Prevention – anticipating conflicts and waging peace – pays huge dividends given the devastating costs of wars in terms of lives lost and economic waste. Yet, the arms merchants, the egos and machismo of tyrants and those who build and expand military empires stifle and undermine impoverished peace movements driven by morals, ethics and respect for the rule of law.

The list can go on and on, as the work of Harvard School of Public Health Professor David Hemenway has demonstrated during his long, scholarly career focusing on injury prevention. (See, Harvard Injury Control Research Center).

To make prevention a national priority and a measure of judging candidates for elective office, it is good to start with Congress where in the 60s and 70s important consumer, environmental and worker safety laws were passed, animated by the public’s desire to prevent injuries and diseases.

“Prevention impact statements” should be added to all relevant legislation, including appropriations bills.
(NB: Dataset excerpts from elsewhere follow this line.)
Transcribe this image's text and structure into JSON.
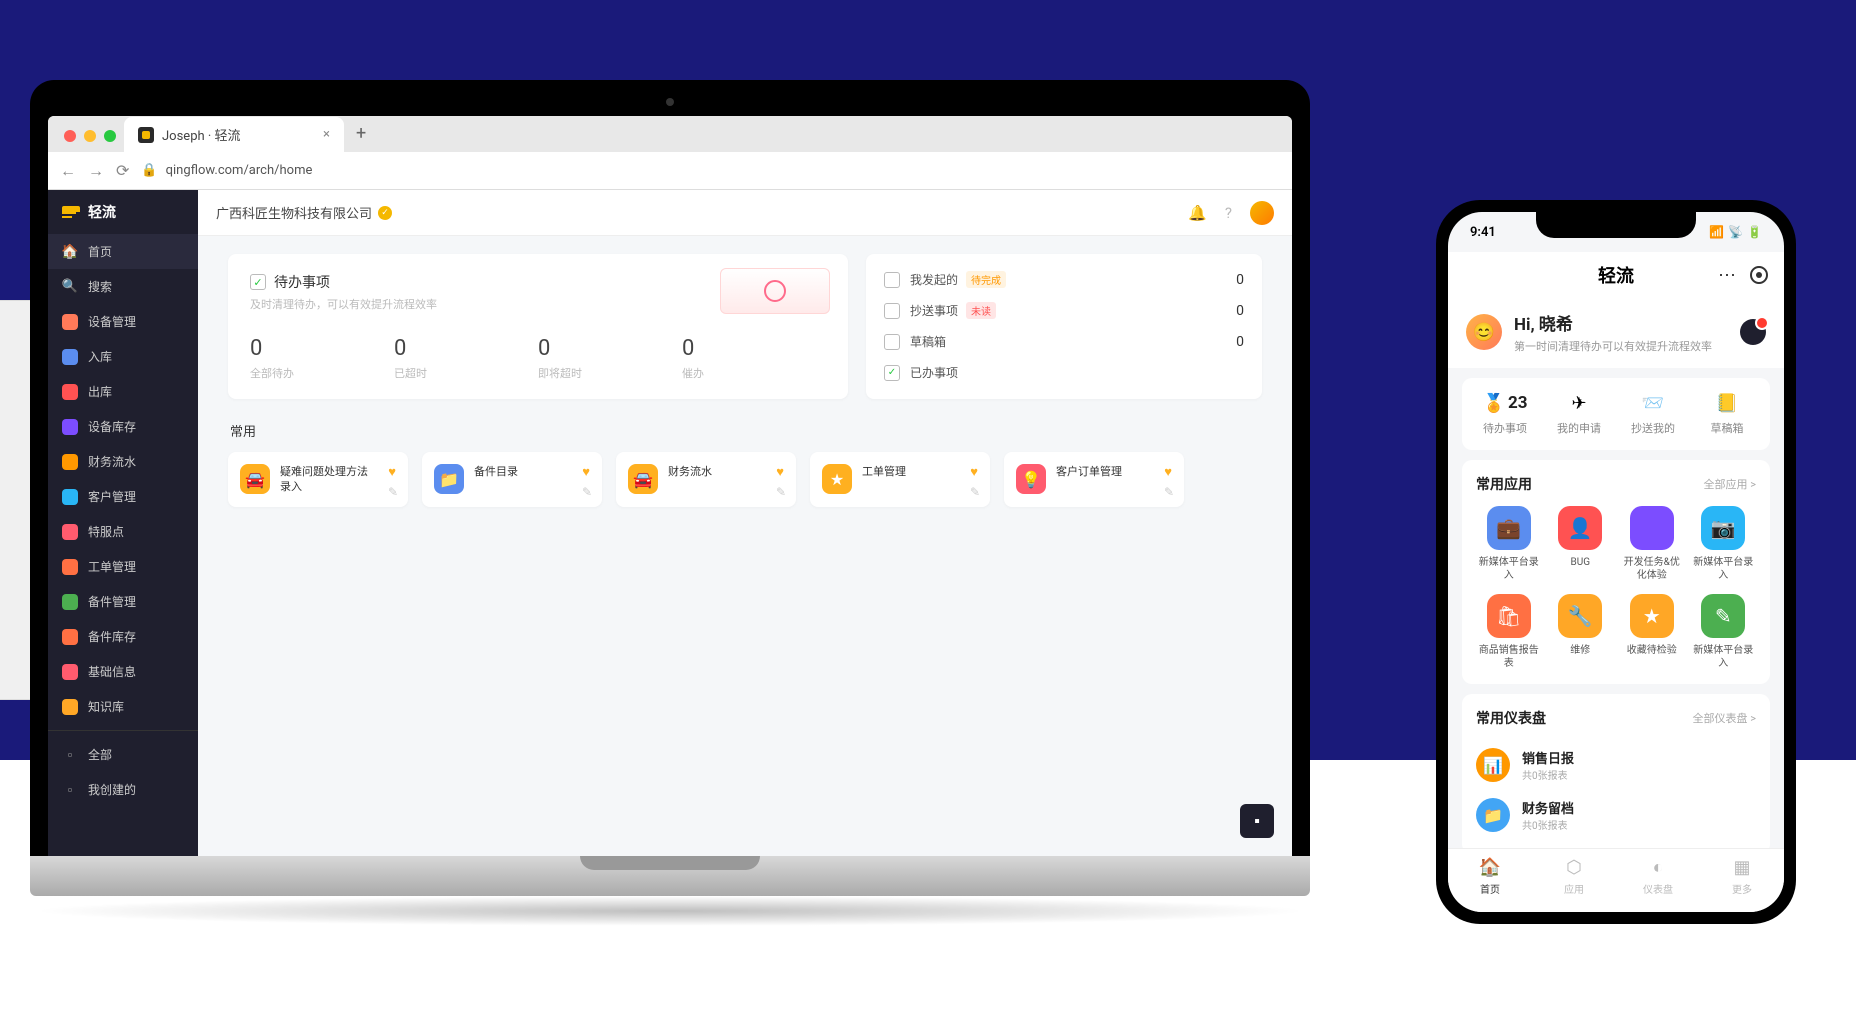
{
  "browser": {
    "tab_title": "Joseph · 轻流",
    "url": "qingflow.com/arch/home"
  },
  "sidebar": {
    "logo": "轻流",
    "items": [
      {
        "icon": "home",
        "label": "首页",
        "color": ""
      },
      {
        "icon": "search",
        "label": "搜索",
        "color": ""
      },
      {
        "icon": "box",
        "label": "设备管理",
        "color": "#ff7a59"
      },
      {
        "icon": "in",
        "label": "入库",
        "color": "#5b8def"
      },
      {
        "icon": "out",
        "label": "出库",
        "color": "#ff5252"
      },
      {
        "icon": "stock",
        "label": "设备库存",
        "color": "#7c4dff"
      },
      {
        "icon": "money",
        "label": "财务流水",
        "color": "#ff9800"
      },
      {
        "icon": "cust",
        "label": "客户管理",
        "color": "#29b6f6"
      },
      {
        "icon": "loc",
        "label": "特服点",
        "color": "#ff5b6e"
      },
      {
        "icon": "ticket",
        "label": "工单管理",
        "color": "#ff7043"
      },
      {
        "icon": "parts",
        "label": "备件管理",
        "color": "#4caf50"
      },
      {
        "icon": "pstock",
        "label": "备件库存",
        "color": "#ff7043"
      },
      {
        "icon": "base",
        "label": "基础信息",
        "color": "#ff5b6e"
      },
      {
        "icon": "kb",
        "label": "知识库",
        "color": "#ffa726"
      }
    ],
    "footer": [
      {
        "label": "全部"
      },
      {
        "label": "我创建的"
      }
    ]
  },
  "appbar": {
    "company": "广西科匠生物科技有限公司"
  },
  "todo": {
    "title": "待办事项",
    "subtitle": "及时清理待办，可以有效提升流程效率",
    "stats": [
      {
        "num": "0",
        "label": "全部待办"
      },
      {
        "num": "0",
        "label": "已超时"
      },
      {
        "num": "0",
        "label": "即将超时"
      },
      {
        "num": "0",
        "label": "催办"
      }
    ]
  },
  "status": {
    "rows": [
      {
        "label": "我发起的",
        "tag": "待完成",
        "tagClass": "tag-orange",
        "count": "0"
      },
      {
        "label": "抄送事项",
        "tag": "未读",
        "tagClass": "tag-red",
        "count": "0"
      },
      {
        "label": "草稿箱",
        "tag": "",
        "tagClass": "",
        "count": "0"
      },
      {
        "label": "已办事项",
        "tag": "",
        "tagClass": "",
        "count": ""
      }
    ]
  },
  "common": {
    "title": "常用",
    "cards": [
      {
        "name": "疑难问题处理方法录入",
        "iconClass": "ai-orange",
        "glyph": "🚘"
      },
      {
        "name": "备件目录",
        "iconClass": "ai-blue",
        "glyph": "📁"
      },
      {
        "name": "财务流水",
        "iconClass": "ai-orange",
        "glyph": "🚘"
      },
      {
        "name": "工单管理",
        "iconClass": "ai-orange",
        "glyph": "★"
      },
      {
        "name": "客户订单管理",
        "iconClass": "ai-red",
        "glyph": "💡"
      }
    ]
  },
  "phone": {
    "time": "9:41",
    "app_title": "轻流",
    "greeting": "Hi, 晓希",
    "greeting_sub": "第一时间清理待办可以有效提升流程效率",
    "quick": [
      {
        "glyph": "🏅",
        "num": "23",
        "label": "待办事项"
      },
      {
        "glyph": "✈",
        "num": "",
        "label": "我的申请"
      },
      {
        "glyph": "📨",
        "num": "",
        "label": "抄送我的"
      },
      {
        "glyph": "📒",
        "num": "",
        "label": "草稿箱"
      }
    ],
    "apps_section": {
      "title": "常用应用",
      "link": "全部应用 >"
    },
    "apps": [
      {
        "iconClass": "mi-blue",
        "glyph": "💼",
        "label": "新媒体平台录入"
      },
      {
        "iconClass": "mi-red",
        "glyph": "👤",
        "label": "BUG"
      },
      {
        "iconClass": "mi-purple",
        "glyph": "</>",
        "label": "开发任务&优化体验"
      },
      {
        "iconClass": "mi-cyan",
        "glyph": "📷",
        "label": "新媒体平台录入"
      },
      {
        "iconClass": "mi-orange",
        "glyph": "🛍",
        "label": "商品销售报告表"
      },
      {
        "iconClass": "mi-amber",
        "glyph": "🔧",
        "label": "维修"
      },
      {
        "iconClass": "mi-amber",
        "glyph": "★",
        "label": "收藏待检验"
      },
      {
        "iconClass": "mi-green",
        "glyph": "✎",
        "label": "新媒体平台录入"
      }
    ],
    "dash_section": {
      "title": "常用仪表盘",
      "link": "全部仪表盘 >"
    },
    "dash": [
      {
        "iconClass": "di-orange",
        "glyph": "📊",
        "title": "销售日报",
        "sub": "共0张报表"
      },
      {
        "iconClass": "di-blue",
        "glyph": "📁",
        "title": "财务留档",
        "sub": "共0张报表"
      }
    ],
    "tabs": [
      {
        "glyph": "🏠",
        "label": "首页"
      },
      {
        "glyph": "⬡",
        "label": "应用"
      },
      {
        "glyph": "◐",
        "label": "仪表盘"
      },
      {
        "glyph": "▦",
        "label": "更多"
      }
    ]
  }
}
Establishing a Department of Peace and Academies for Teaching Peace Advocacy should be an essential part of this process. The Defense Department and the military Academies would be more efficient and less militaristic if countervailing peace agencies and educational institutions existed.

Former Representative Dennis Kucinich introduced a bill to establish a Department of Peace. Congressional militarists and those who lobby for weapons of mass destruction made sure it went nowhere. However, senior legislator Rep. Jim McGovern (D-MA) is interested in pushing such legislation. (Contact him at 202-225-6101.)